Ozonolysis of 1-5 ppm concentrations of trans- and cis-2-C4H8 was carried out in a 580 l spherical glass reaction vessel at 730 +/- 5 torr and 296 +/- 2 K. The yields of CH3CHO, HCHO, CO, CO2, CH4, and CH3OH were determined by long-path FTIR spectroscopy. About 60% of C4H8 that reacted with O3 decomposed via the formation of the excited CH3CHO2* intermediates into the following pathways: (4a) CO2 + CH4, (4b) CO2 + H + CH3, (4c) CO + OH + CH3, and (4d) CO + CH3OH. The branching ratios for each channel, expressed as the percent of the total pathways, were determined for trans isomer: 20, 30, 40, and 10, and for cis isomer: 29, 35, 24, and 12, respectively. The conversion of C4H8 relative to the reacted O3 was about 1.6 and 1.4 for trans and cis isomers, respectively. These results were explained by the reactions of OH radicals formed in (4c) with C4H8, in which secondary OH radicals were generated: C4H8 + OH + O2 --> CH3-CH(OH)-CH(CH3)OO, followed by CH3-CH(OH)-CH(CH3)OO --> 2 CH3CHO + OH. About 40% of C4H8 that reacted with O3 yielded a mixture of a carbonyl and a noncarbonyl product, assigned as hydroxyethyl formate, CH3CH(OH)-O-CHO, and secondary butene ozonide, respectively.
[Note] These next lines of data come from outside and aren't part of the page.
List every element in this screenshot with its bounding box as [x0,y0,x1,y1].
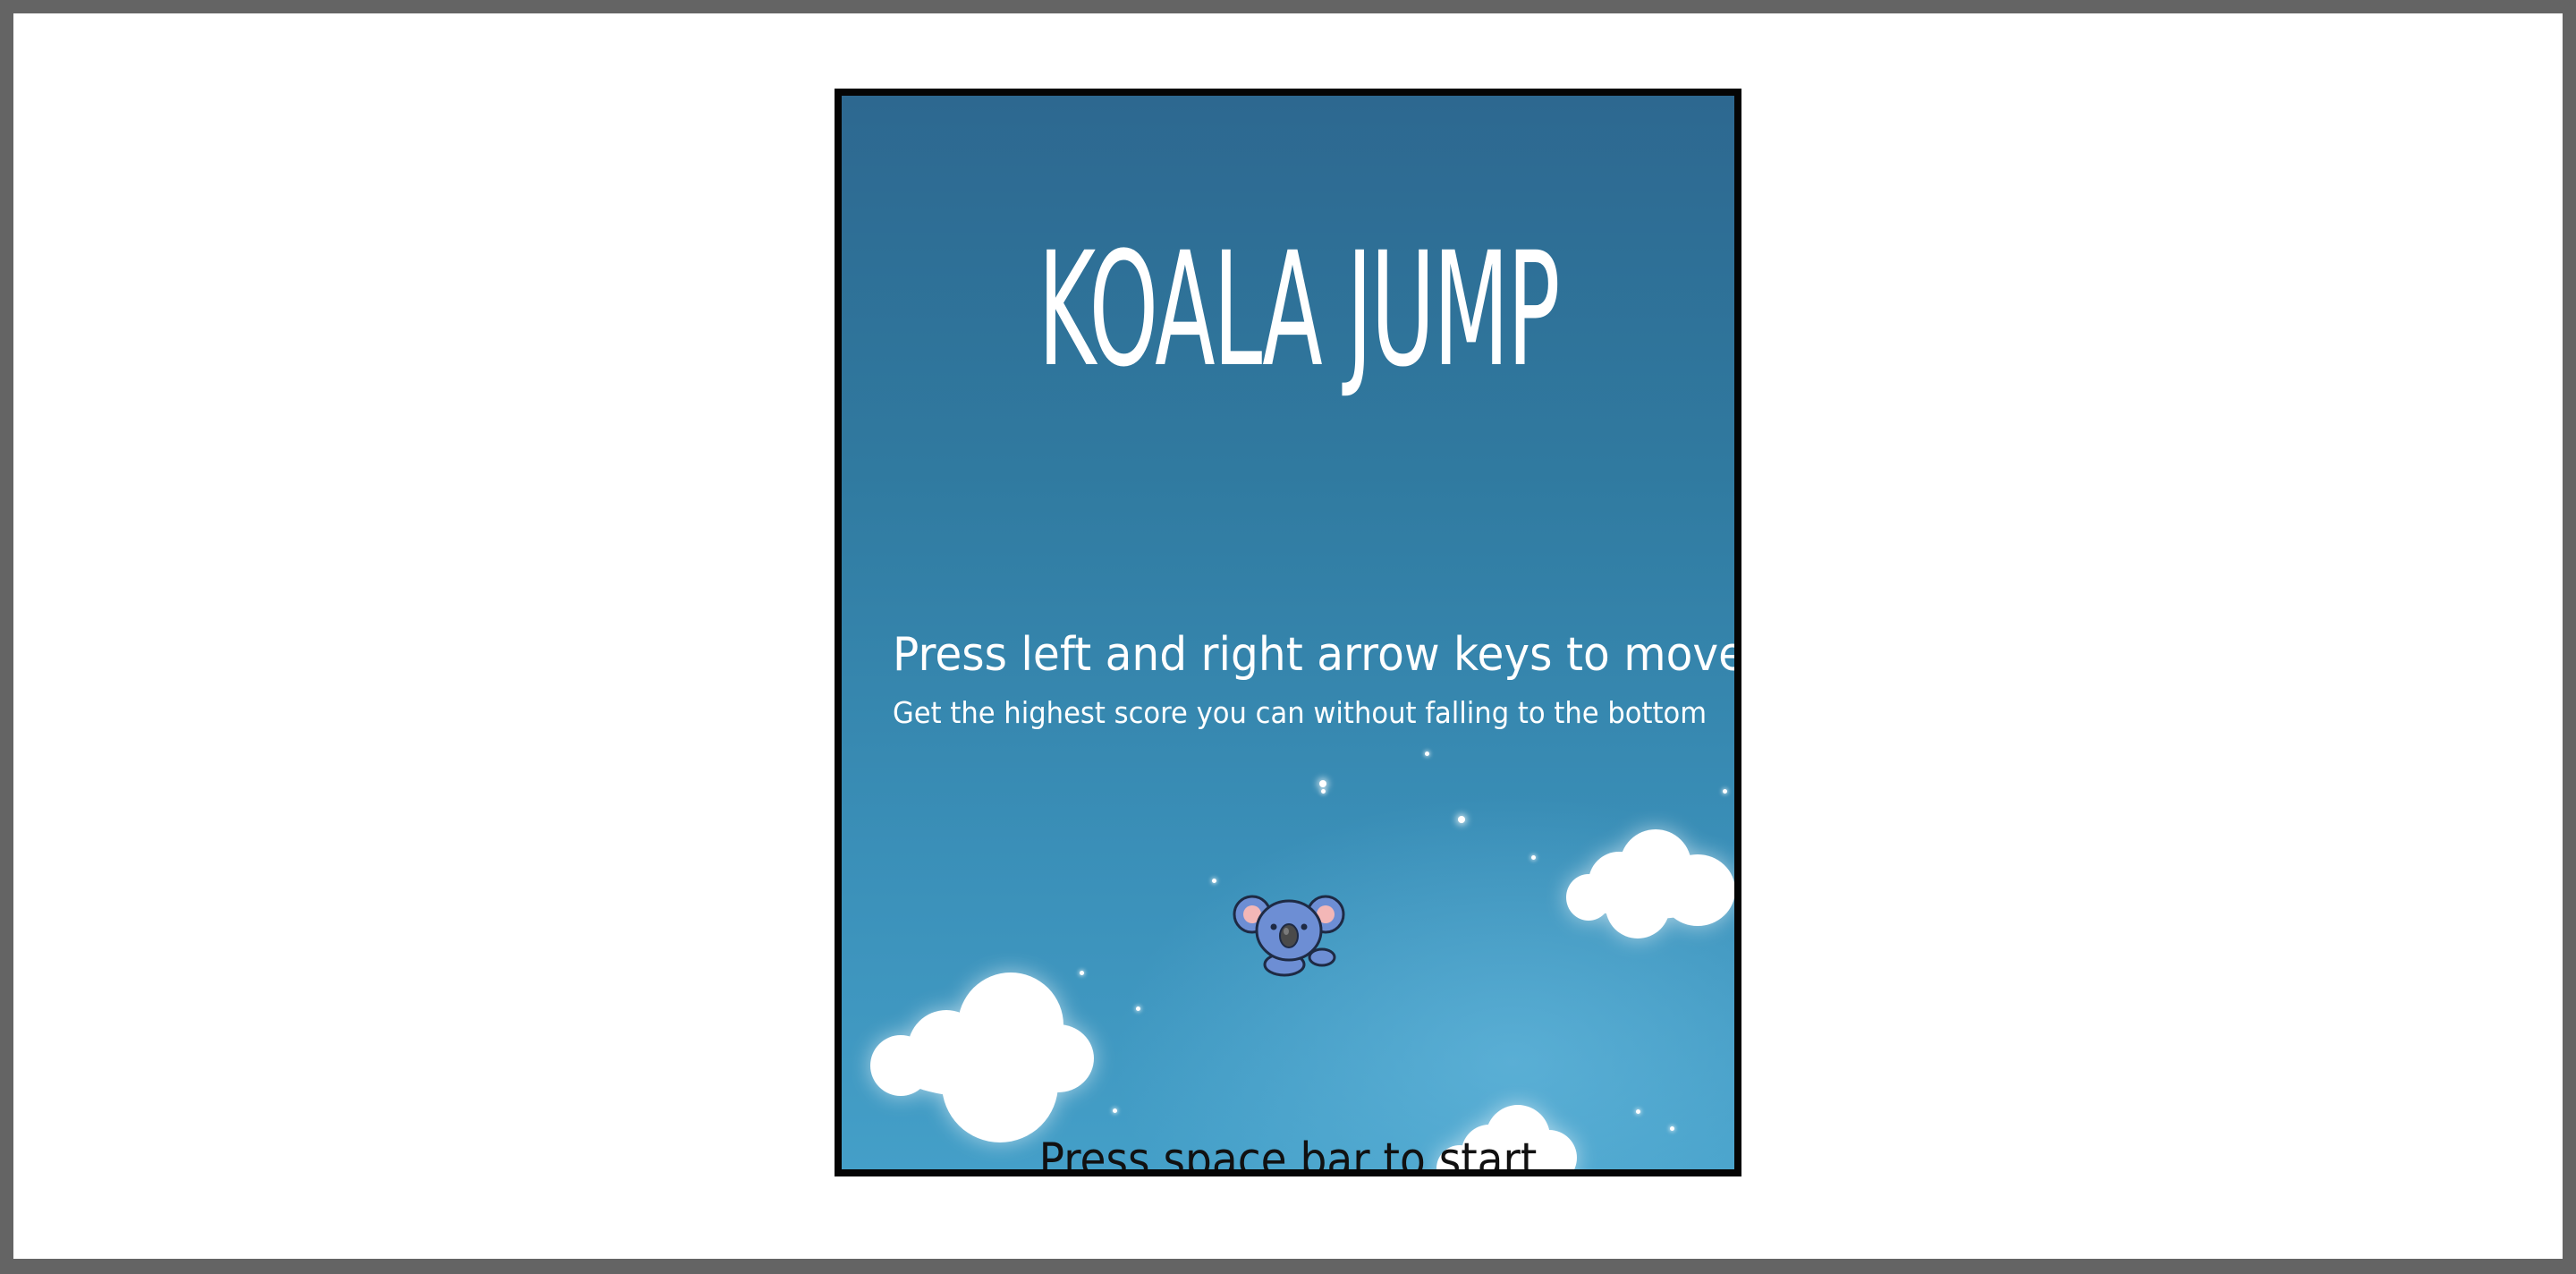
star-icon [1425,752,1429,756]
koala-icon [1233,895,1345,977]
star-icon [1321,789,1326,794]
star-icon [1723,789,1727,794]
star-icon [1136,1006,1140,1011]
game-title: KOALA JUMP [1038,218,1561,402]
star-icon [1113,1108,1117,1113]
page-background: KOALA JUMP Press left and right arrow ke… [13,13,2563,1259]
star-icon [1319,780,1326,787]
star-icon [1458,816,1465,823]
sky-background: KOALA JUMP Press left and right arrow ke… [842,96,1734,1169]
start-prompt: Press space bar to start [1038,1134,1538,1169]
instructions-sub: Get the highest score you can without fa… [893,695,1707,730]
cloud-icon [1566,829,1734,946]
game-canvas[interactable]: KOALA JUMP Press left and right arrow ke… [835,89,1741,1176]
star-icon [1636,1109,1640,1114]
instructions-main: Press left and right arrow keys to move [893,628,1734,682]
cloud-icon [870,972,1103,1151]
star-icon [1531,855,1536,860]
star-icon [1212,879,1216,883]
The addition of HCHO increased the formation of the former while the latter was unaffected. These results were consistent with the mechanism proposed by Cremer et al. [Chem. Phys. Lett., 187, 491 (1991)], where the primary ozonide rearranges, before dissociation, to the carbonyl oxide-aldehyde complex (the dipole complex) which is the precursor of the secondary ozonide. (C) 1994 John Wiley & Sons, Inc.